In the end, Elizabeth had come to believe that every feeling of warmth she now held for Mr Darcy could be traced to the days and weeks after his proposal, during which time it dawned on her that, without any encouragement from her, without any material advantage in it for him, and against the certain violent objections of his family and all his friends, Mr Darcy had truly loved her. Anyone who could effortlessly relinquish sentiments built on so poignant a foundation was a better woman than she.
“Have you given any more thought to Mr Knowles’s request?” her aunt enquired gently.
Elizabeth sighed and shook her head. Mr Knowles had occasional business with her uncle, and after meeting her several times in Mr Gardiner’s warehouses, he had expressed a desire for them to ‘become better acquainted’.
“He seems perfectly amiable, but…” But he did not make her stomach squeeze just by looking at her; he did not make her blush when he took a cup of coffee from her hands; he did not speak to her as his equal or make her proud simply to claim his friendship. She had not wanted his attentions before today, and seeing Mr Darcy only further convinced her of it.
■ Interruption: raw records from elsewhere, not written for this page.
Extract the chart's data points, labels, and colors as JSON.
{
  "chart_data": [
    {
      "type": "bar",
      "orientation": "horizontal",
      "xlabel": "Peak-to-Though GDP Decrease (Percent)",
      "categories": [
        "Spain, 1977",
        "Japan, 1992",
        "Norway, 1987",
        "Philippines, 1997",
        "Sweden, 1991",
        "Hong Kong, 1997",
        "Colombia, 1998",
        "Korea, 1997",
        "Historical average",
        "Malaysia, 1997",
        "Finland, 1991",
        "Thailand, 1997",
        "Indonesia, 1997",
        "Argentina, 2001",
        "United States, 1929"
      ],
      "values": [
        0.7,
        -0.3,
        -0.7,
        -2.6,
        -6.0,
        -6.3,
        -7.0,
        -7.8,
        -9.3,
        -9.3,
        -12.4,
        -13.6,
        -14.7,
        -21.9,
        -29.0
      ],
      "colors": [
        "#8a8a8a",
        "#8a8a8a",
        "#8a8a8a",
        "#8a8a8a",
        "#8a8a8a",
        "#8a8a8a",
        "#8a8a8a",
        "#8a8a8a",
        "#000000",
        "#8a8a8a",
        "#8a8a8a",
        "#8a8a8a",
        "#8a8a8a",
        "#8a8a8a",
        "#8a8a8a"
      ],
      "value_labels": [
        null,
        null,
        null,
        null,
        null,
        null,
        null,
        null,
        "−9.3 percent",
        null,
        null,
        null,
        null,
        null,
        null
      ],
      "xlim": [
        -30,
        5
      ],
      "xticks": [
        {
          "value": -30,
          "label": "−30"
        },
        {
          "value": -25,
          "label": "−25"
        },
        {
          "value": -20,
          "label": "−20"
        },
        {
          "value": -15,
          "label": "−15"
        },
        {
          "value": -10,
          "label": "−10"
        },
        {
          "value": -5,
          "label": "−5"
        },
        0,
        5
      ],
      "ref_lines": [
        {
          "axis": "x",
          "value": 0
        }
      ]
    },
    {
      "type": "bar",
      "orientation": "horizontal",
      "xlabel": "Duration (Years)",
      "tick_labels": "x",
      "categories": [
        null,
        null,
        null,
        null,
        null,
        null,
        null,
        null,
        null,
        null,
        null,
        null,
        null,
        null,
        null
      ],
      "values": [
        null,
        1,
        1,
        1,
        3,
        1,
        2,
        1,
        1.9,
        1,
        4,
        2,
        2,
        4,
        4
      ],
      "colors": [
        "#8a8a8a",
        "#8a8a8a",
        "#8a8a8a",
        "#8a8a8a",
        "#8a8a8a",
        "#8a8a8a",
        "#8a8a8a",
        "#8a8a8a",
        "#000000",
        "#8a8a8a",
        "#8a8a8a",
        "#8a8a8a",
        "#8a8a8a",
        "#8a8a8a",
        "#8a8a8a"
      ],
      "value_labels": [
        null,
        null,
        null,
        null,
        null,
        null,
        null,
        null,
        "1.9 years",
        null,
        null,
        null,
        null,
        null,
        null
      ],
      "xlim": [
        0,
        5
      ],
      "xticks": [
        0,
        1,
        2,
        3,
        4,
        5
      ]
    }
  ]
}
Indeed, never mind Mr Knowles; seeing Mr Darcy confirmed that she was not ready to submit herself to any other man’s attentions. Which was unfortunate, considering that she had just agreed to meet one in the gallery tomorrow, and that not meeting him would give great offence to the lady who had suggested the arrangement as a favour to her. The thought of it set her heart off racing again. Why, oh why had she agreed to it?
“But?” her aunt pressed.
“But I do not know whether I like him well enough ,” she answered with some agitation. “And I cannot help but think that if I agree to spend more time with him, it is as good as saying I do like him, and that will only make him think he has leave to propose, and then I shall have to accept him regardless of my sentiments, because if I refuse any more offers of marriage, Mama will disown me.”
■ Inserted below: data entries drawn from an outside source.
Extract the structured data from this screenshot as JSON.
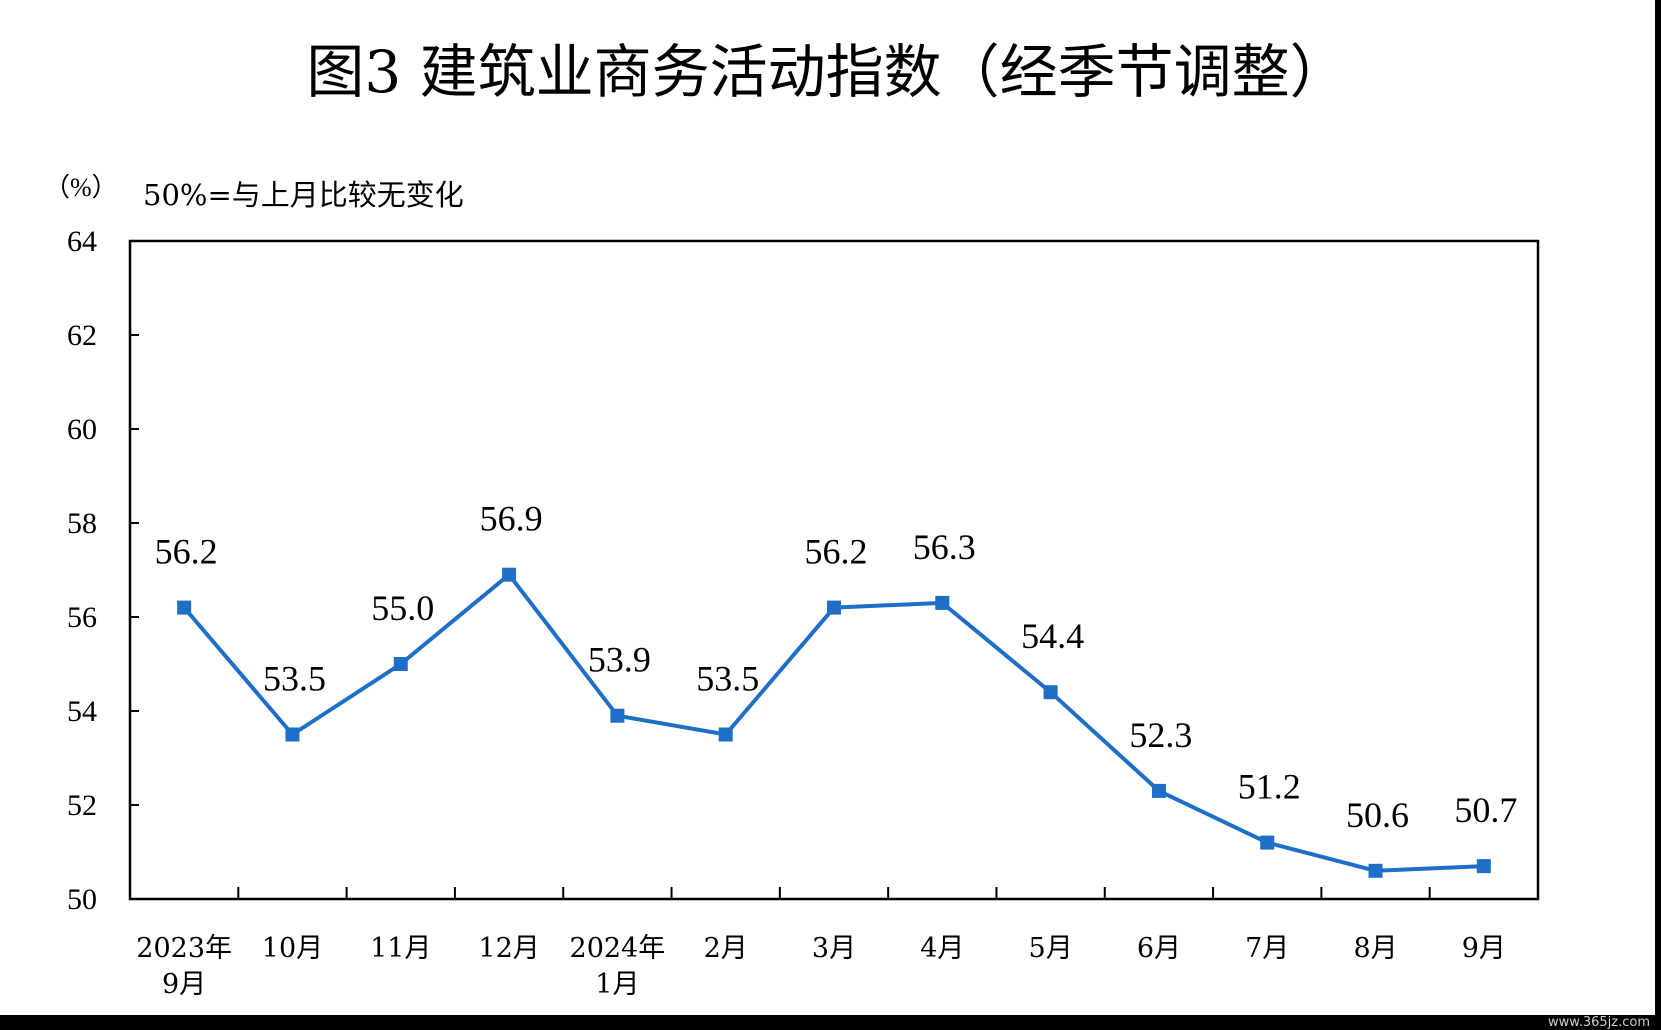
{
  "chart_data": {
    "type": "line",
    "title": "图3  建筑业商务活动指数（经季节调整）",
    "unit_label": "（%）",
    "note": "50%=与上月比较无变化",
    "categories": [
      [
        "2023年",
        "9月"
      ],
      [
        "10月"
      ],
      [
        "11月"
      ],
      [
        "12月"
      ],
      [
        "2024年",
        "1月"
      ],
      [
        "2月"
      ],
      [
        "3月"
      ],
      [
        "4月"
      ],
      [
        "5月"
      ],
      [
        "6月"
      ],
      [
        "7月"
      ],
      [
        "8月"
      ],
      [
        "9月"
      ]
    ],
    "series": [
      {
        "values": [
          56.2,
          53.5,
          55.0,
          56.9,
          53.9,
          53.5,
          56.2,
          56.3,
          54.4,
          52.3,
          51.2,
          50.6,
          50.7
        ]
      }
    ],
    "data_labels": [
      "56.2",
      "53.5",
      "55.0",
      "56.9",
      "53.9",
      "53.5",
      "56.2",
      "56.3",
      "54.4",
      "52.3",
      "51.2",
      "50.6",
      "50.7"
    ],
    "ylim": [
      50,
      64
    ],
    "yticks": [
      50,
      52,
      54,
      56,
      58,
      60,
      62,
      64
    ],
    "grid": false,
    "legend": "none",
    "line_color": "#1f6fc9"
  },
  "watermark": "www.365jz.com"
}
Mrs Gardiner chuckled lightly. “It is unfortunate that he did not express an interest in Kitty. She seemed quite taken with him.”
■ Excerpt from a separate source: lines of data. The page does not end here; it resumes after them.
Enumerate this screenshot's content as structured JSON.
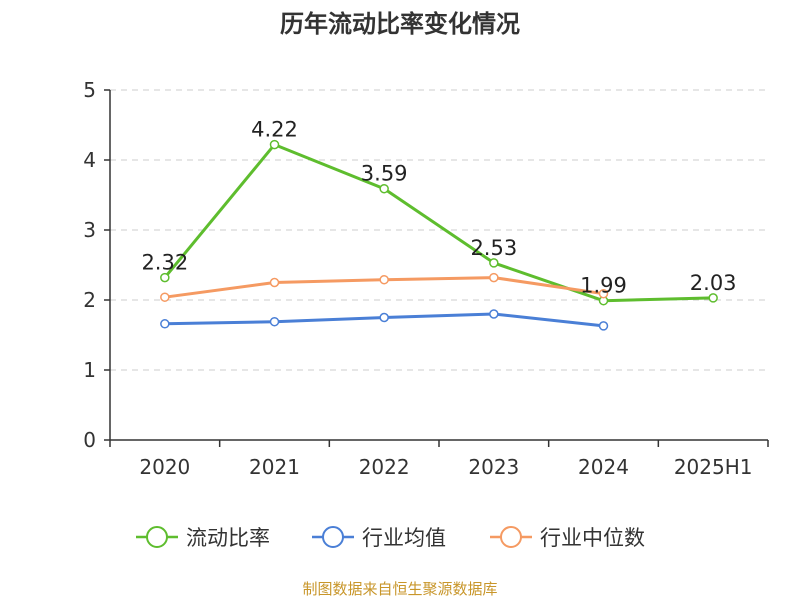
{
  "chart_data": {
    "type": "line",
    "title": "历年流动比率变化情况",
    "categories": [
      "2020",
      "2021",
      "2022",
      "2023",
      "2024",
      "2025H1"
    ],
    "ylim": [
      0,
      5
    ],
    "yticks": [
      0,
      1,
      2,
      3,
      4,
      5
    ],
    "grid": true,
    "legend_position": "bottom",
    "series": [
      {
        "name": "流动比率",
        "color": "#5ebd2e",
        "values": [
          2.32,
          4.22,
          3.59,
          2.53,
          1.99,
          2.03
        ],
        "labels": [
          "2.32",
          "4.22",
          "3.59",
          "2.53",
          "1.99",
          "2.03"
        ]
      },
      {
        "name": "行业均值",
        "color": "#4a7fd6",
        "values": [
          1.66,
          1.69,
          1.75,
          1.8,
          1.63,
          null
        ]
      },
      {
        "name": "行业中位数",
        "color": "#f59a62",
        "values": [
          2.04,
          2.25,
          2.29,
          2.32,
          2.09,
          null
        ]
      }
    ]
  },
  "source_text": "制图数据来自恒生聚源数据库"
}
“Kitty is taken with everything in trousers.”
“Lizzy,” her aunt replied with a half-admonishing smile. “Your sister is under just as much pressure from your mother to marry. If she is going about the business more eagerly than you, who are we to cavil?”
“Who indeed?” Elizabeth replied, a little distractedly, for an idea had occurred to her which, even if it could give no relief to her injured heart, might at least stop it from pounding, ten to the dozen, in her breast.
“Enough talk of troublesome men,” Mrs Gardiner said after another period of silence. “Let us put them all from our minds. What say you we enjoy a little shopping on our way home?”
Elizabeth agreed that she would like that very well and was reasonably happy with her success at concealing the fact that she thought about little else but men and their attendant troubles for the entirety of their excursion.